I have a Sony Digital Handycam DCR-TRV14SE PAL camcorder. Tries to connect it to my laptop. My laptop is HP Notebook G5010EM wiht Vista. Wasnt as easy as I thought.....

Firewire connection should work. But dont have a wirewire in the laptop. After some research online I found that I could get a PCI firewire card. But.....I dont have a card slot in my laptop. My question is how can I get a firewire connection in my laptop?

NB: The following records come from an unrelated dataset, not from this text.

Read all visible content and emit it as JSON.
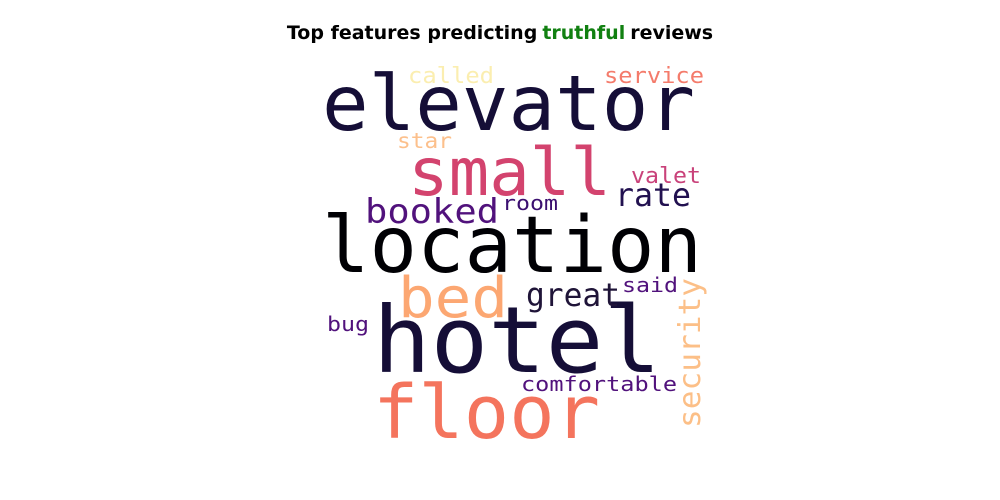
{
  "title": {
    "prefix": "Top features predicting",
    "highlight": "truthful",
    "suffix": "reviews",
    "highlight_color": "#118011"
  },
  "words": [
    {
      "text": "elevator",
      "color": "#150e37"
    },
    {
      "text": "small",
      "color": "#d3436e"
    },
    {
      "text": "location",
      "color": "#000004"
    },
    {
      "text": "hotel",
      "color": "#150e37"
    },
    {
      "text": "floor",
      "color": "#f4745d"
    },
    {
      "text": "bed",
      "color": "#fca772"
    },
    {
      "text": "booked",
      "color": "#51127c"
    },
    {
      "text": "rate",
      "color": "#221150"
    },
    {
      "text": "great",
      "color": "#1f1438"
    },
    {
      "text": "security",
      "color": "#fcbf87"
    },
    {
      "text": "service",
      "color": "#f47b6b"
    },
    {
      "text": "called",
      "color": "#fbeeb0"
    },
    {
      "text": "star",
      "color": "#fcc08c"
    },
    {
      "text": "valet",
      "color": "#c9427a"
    },
    {
      "text": "room",
      "color": "#3b0f70"
    },
    {
      "text": "said",
      "color": "#51127c"
    },
    {
      "text": "bug",
      "color": "#51127c"
    },
    {
      "text": "comfortable",
      "color": "#51127c"
    }
  ]
}
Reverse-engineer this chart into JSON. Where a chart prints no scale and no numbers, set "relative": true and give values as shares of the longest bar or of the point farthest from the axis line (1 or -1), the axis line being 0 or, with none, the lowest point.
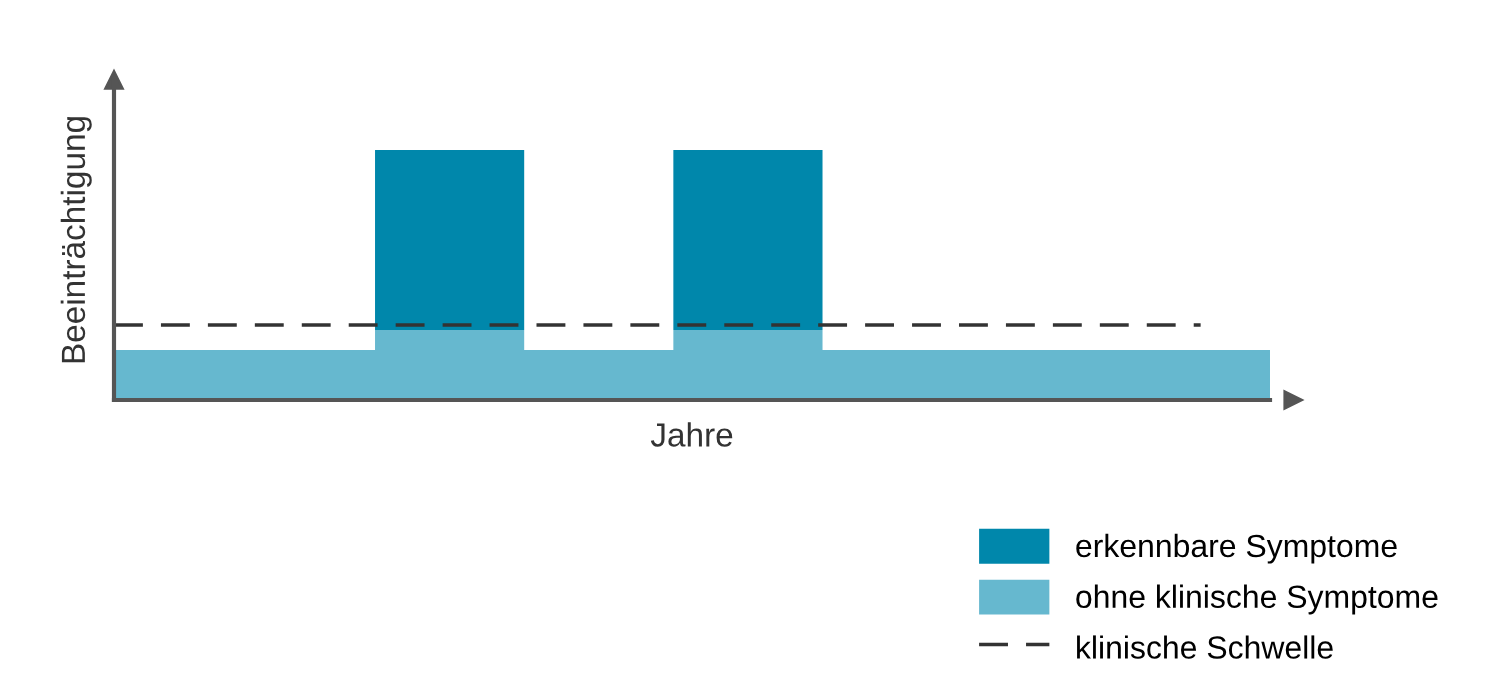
{
  "chart_data": {
    "type": "area",
    "stacked": true,
    "relative": true,
    "xlabel": "Jahre",
    "ylabel": "Beeinträchtigung",
    "categories": [
      null,
      null,
      null,
      null,
      null,
      null,
      null,
      null,
      null,
      null,
      null,
      null,
      null,
      null,
      null,
      null,
      null,
      null,
      null,
      null,
      null,
      null,
      null,
      null,
      null,
      null,
      null,
      null,
      null,
      null,
      null,
      null
    ],
    "series": [
      {
        "name": "ohne klinische Symptome",
        "color": "#66b8cf",
        "values": [
          0.2,
          0.2,
          0.2,
          0.2,
          0.2,
          0.2,
          0.2,
          0.28,
          0.28,
          0.28,
          0.28,
          0.2,
          0.2,
          0.2,
          0.2,
          0.28,
          0.28,
          0.28,
          0.28,
          0.2,
          0.2,
          0.2,
          0.2,
          0.2,
          0.2,
          0.2,
          0.2,
          0.2,
          0.2,
          0.2,
          0.2,
          0.2
        ]
      },
      {
        "name": "erkennbare Symptome",
        "color": "#0087ab",
        "values": [
          0,
          0,
          0,
          0,
          0,
          0,
          0,
          0.72,
          0.72,
          0.72,
          0.72,
          0,
          0,
          0,
          0,
          0.72,
          0.72,
          0.72,
          0.72,
          0,
          0,
          0,
          0,
          0,
          0,
          0,
          0,
          0,
          0,
          0,
          0,
          0
        ]
      }
    ],
    "ref_lines": [
      {
        "axis": "y",
        "value": 0.3,
        "label": "klinische Schwelle",
        "color": "#333333",
        "line_style": "dashed"
      }
    ],
    "legend": "bottom right"
  }
}
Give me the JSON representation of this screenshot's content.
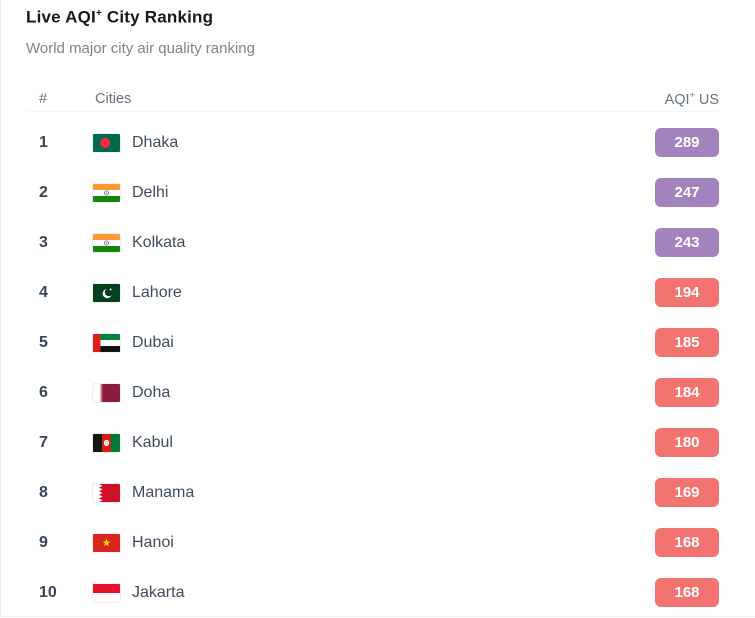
{
  "page": {
    "title_pre": "Live AQI",
    "title_sup": "+",
    "title_post": " City Ranking",
    "subtitle": "World major city air quality ranking"
  },
  "table": {
    "col_rank": "#",
    "col_cities": "Cities",
    "col_aqi_pre": "AQI",
    "col_aqi_sup": "+",
    "col_aqi_post": " US",
    "rows": [
      {
        "rank": "1",
        "city": "Dhaka",
        "flag": "bangladesh",
        "aqi": "289",
        "level": "very-unhealthy"
      },
      {
        "rank": "2",
        "city": "Delhi",
        "flag": "india",
        "aqi": "247",
        "level": "very-unhealthy"
      },
      {
        "rank": "3",
        "city": "Kolkata",
        "flag": "india",
        "aqi": "243",
        "level": "very-unhealthy"
      },
      {
        "rank": "4",
        "city": "Lahore",
        "flag": "pakistan",
        "aqi": "194",
        "level": "unhealthy"
      },
      {
        "rank": "5",
        "city": "Dubai",
        "flag": "uae",
        "aqi": "185",
        "level": "unhealthy"
      },
      {
        "rank": "6",
        "city": "Doha",
        "flag": "qatar",
        "aqi": "184",
        "level": "unhealthy"
      },
      {
        "rank": "7",
        "city": "Kabul",
        "flag": "afghanistan",
        "aqi": "180",
        "level": "unhealthy"
      },
      {
        "rank": "8",
        "city": "Manama",
        "flag": "bahrain",
        "aqi": "169",
        "level": "unhealthy"
      },
      {
        "rank": "9",
        "city": "Hanoi",
        "flag": "vietnam",
        "aqi": "168",
        "level": "unhealthy"
      },
      {
        "rank": "10",
        "city": "Jakarta",
        "flag": "indonesia",
        "aqi": "168",
        "level": "unhealthy"
      }
    ]
  },
  "colors": {
    "very-unhealthy": "#a283bd",
    "unhealthy": "#f2736f"
  }
}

Many thanks for your help!


----------



## etaf (Oct 2, 2003)

Looking at the product specs 
http://h10025.www1.hp.com/ewfrf/wc/document?docname=c01179523&lc=en&dlc=&cc=us&product=3466365&lang=

you can not add a firewire device onto that laptop

I dont think you can buy a USB <--> Firewire converter or cable .. 
there appears to have been some adapters in the past
http://www.cdw.com/shop/products/default.aspx?EDC=513590
but now discontinued

I have found this on a search
http://www.usbfirewire.com/Parts/rr-527950.html
BUT have no idea if it really works
This guy http://www.ocforums.com/archive/index.php/t-505994.html wasgoing to try it in 2007 but did not reply if worked or not


----------



## Ninns (Jan 11, 2009)

Wow etaf, that was quick! Many thanks for your reply. I'm very annoyed if cant connect the camcorder to laptop. Will carry on searching! Thanks again!!


----------



## roshamboe (Nov 29, 2008)

you can buy a card slot for your laptop too, i think it connects via usb


----------